Ms Reeves insisted that Mr Miliband would be a "great prime minister", telling Today: "I backed Ed from when he stood for the leadership of the party... no, I didn't make a mistake.
"Absolutely, he is doing the right thing. In a year's time I think that Ed will be prime minister and I think he will be a great prime minister."
British Chambers of Commerce executive director Adam Marshall said: "Giving 18 to 21-year-olds training allowances rather than unemployment benefits will be an attractive idea to many in the business community, who express concern that young people often don't have the right skills to succeed in the world of work.
"The acid test will be whether these proposals help to address the confidence gap between businesses and young people. As our own Skills Manifesto has shown, companies aren't confident when recruiting school-leavers and young people feel that businesses don't give them a chance.
"If a new training-focused youth allowance can help tackle the confidence gap between young people and firms, it could receive real support from companies across the UK."

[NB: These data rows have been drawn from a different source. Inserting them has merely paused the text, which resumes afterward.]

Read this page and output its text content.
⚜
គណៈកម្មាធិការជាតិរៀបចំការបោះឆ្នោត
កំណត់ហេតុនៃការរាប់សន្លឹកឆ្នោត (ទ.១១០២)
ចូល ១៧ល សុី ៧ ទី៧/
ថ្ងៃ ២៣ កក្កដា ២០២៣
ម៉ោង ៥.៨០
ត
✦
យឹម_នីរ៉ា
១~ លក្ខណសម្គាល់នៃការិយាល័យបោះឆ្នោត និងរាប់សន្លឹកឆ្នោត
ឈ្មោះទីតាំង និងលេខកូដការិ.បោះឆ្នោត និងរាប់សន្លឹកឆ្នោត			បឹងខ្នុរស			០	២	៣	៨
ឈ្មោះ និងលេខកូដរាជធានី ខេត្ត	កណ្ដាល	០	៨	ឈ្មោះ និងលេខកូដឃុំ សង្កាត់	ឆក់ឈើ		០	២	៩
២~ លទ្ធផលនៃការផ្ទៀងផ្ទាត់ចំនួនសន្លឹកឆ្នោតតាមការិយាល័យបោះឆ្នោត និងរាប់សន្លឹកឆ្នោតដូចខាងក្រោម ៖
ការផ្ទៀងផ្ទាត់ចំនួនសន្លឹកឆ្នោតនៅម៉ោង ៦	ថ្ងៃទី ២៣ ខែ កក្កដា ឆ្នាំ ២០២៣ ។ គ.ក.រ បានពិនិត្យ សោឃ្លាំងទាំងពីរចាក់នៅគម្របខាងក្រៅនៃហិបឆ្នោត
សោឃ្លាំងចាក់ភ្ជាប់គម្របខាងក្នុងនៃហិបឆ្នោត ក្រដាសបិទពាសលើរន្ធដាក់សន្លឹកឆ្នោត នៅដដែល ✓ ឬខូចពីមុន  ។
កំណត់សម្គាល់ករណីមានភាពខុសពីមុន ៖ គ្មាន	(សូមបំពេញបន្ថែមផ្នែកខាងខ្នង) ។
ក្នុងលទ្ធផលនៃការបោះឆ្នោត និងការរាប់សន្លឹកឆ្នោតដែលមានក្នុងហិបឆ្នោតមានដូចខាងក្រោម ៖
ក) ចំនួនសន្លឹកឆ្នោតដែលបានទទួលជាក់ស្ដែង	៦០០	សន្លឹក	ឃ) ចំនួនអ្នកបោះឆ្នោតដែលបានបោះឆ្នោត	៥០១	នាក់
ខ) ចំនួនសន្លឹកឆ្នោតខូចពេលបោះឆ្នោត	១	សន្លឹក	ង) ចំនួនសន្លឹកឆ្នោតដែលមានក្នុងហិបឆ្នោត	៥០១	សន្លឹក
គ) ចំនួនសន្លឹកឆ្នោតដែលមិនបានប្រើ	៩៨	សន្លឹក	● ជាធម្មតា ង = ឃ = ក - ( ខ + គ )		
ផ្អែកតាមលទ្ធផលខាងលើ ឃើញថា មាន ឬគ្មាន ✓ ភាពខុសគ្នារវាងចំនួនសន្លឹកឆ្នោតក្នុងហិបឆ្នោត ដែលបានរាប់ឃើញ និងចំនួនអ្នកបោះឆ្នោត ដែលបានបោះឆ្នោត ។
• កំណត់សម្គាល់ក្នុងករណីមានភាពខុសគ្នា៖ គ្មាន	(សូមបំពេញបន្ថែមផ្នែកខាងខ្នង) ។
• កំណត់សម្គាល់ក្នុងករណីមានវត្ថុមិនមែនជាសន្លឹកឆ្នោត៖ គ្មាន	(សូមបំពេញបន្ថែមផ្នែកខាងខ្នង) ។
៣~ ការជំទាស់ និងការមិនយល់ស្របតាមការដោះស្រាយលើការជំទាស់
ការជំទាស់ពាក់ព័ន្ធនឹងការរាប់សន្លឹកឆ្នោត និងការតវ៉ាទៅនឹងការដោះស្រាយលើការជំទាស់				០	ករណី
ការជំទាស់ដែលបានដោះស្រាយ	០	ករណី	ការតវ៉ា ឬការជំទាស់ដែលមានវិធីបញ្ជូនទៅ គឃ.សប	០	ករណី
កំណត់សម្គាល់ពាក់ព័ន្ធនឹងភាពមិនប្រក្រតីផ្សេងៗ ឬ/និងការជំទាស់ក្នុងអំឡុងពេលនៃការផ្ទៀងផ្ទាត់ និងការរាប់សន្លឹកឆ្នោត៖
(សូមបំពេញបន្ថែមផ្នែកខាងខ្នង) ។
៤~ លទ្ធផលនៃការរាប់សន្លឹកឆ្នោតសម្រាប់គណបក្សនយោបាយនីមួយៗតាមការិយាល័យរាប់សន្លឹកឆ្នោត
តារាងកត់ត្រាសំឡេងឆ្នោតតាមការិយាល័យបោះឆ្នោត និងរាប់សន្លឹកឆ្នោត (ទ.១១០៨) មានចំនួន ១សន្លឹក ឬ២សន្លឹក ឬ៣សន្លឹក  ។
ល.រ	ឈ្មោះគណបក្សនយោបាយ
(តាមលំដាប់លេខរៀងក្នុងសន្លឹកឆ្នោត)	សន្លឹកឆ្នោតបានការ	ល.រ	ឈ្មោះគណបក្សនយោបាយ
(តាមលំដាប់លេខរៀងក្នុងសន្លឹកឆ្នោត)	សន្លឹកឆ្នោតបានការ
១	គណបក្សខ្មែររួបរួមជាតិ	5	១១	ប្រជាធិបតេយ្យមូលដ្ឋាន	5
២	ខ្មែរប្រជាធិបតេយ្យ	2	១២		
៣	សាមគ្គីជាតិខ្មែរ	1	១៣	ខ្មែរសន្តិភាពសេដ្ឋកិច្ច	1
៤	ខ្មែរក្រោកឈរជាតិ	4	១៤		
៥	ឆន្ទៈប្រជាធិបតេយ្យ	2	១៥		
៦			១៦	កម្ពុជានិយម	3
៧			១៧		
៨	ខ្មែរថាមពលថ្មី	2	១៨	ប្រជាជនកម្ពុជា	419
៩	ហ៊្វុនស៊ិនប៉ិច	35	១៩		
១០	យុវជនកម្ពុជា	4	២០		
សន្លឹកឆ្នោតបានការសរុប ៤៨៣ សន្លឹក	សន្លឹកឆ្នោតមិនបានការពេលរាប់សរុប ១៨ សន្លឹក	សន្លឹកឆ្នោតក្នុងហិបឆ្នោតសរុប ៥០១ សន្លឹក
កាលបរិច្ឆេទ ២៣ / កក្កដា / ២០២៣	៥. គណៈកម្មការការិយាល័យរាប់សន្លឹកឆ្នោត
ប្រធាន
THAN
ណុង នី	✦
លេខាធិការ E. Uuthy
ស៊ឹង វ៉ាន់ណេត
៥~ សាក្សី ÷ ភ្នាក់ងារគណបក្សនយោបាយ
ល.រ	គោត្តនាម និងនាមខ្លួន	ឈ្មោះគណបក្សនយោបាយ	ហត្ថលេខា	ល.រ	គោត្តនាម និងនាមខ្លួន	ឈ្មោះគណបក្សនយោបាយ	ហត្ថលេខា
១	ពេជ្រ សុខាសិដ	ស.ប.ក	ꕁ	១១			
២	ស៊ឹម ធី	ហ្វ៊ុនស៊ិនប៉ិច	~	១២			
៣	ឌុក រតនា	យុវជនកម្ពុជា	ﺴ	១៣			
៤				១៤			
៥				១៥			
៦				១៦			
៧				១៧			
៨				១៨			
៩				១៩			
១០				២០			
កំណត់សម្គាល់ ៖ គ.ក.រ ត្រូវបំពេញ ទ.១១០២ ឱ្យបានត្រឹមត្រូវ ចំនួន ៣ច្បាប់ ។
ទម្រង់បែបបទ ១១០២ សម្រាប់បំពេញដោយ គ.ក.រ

Laurence Maples, of Youth Fight for Jobs, said: " Just like the Tories, Labour is all too keen to place the blame for unemployment at the feet of those victim to it. Young people are not suffering from a lack of skill, talent or determination, we are suffering from a lack of available jobs.
"Labour pathetically attempting to out-Tory the Tories is the last thing we need. If Miliband wants young people's votes he'll have to do better than this. A commitment to a mass programme of job creation, to create socially useful jobs paid a living wage, would be a better place to start."
Writing on his blog, Gordon Brown's former spin chief Damian McBride warned that there were no "fighters" in Mr Miliband's top team.
"There are many positive things to say about the people managing Ed Miliband's operation and running Labour's campaign. They are well-spoken, well-read, well-connected, and, if you stay on their right side, quite genial. You'd feel safe sitting them next to your mum at a wedding," Mr McBride wrote.
"But what they are not is fighters. They will never give their press team and foot-soldiers the ammunition required to win the next 40 weeks in the media and on the doorstep, not just because they lack an understanding of what might do the trick, but also an appreciation of why doing so matters.
"Not when they could be attending a Thomas Piketty symposium instead."
He said Mr Miliband, like Mr Cameron, was "guilty of recruiting his innermost circle of advisers entirely in his own image".
"That's all right in peacetime if it helps him shape his political philosophy and refine his personal blueprint for government. It might even be OK if basking in a large majority in office," Mr McBride went on.
"But with an election to win - an election Labour can win - Ed urgently needs to add some 'wartime consiglieres' to the mix, not in place of the very capable and trusted people he's got, but working alongside them."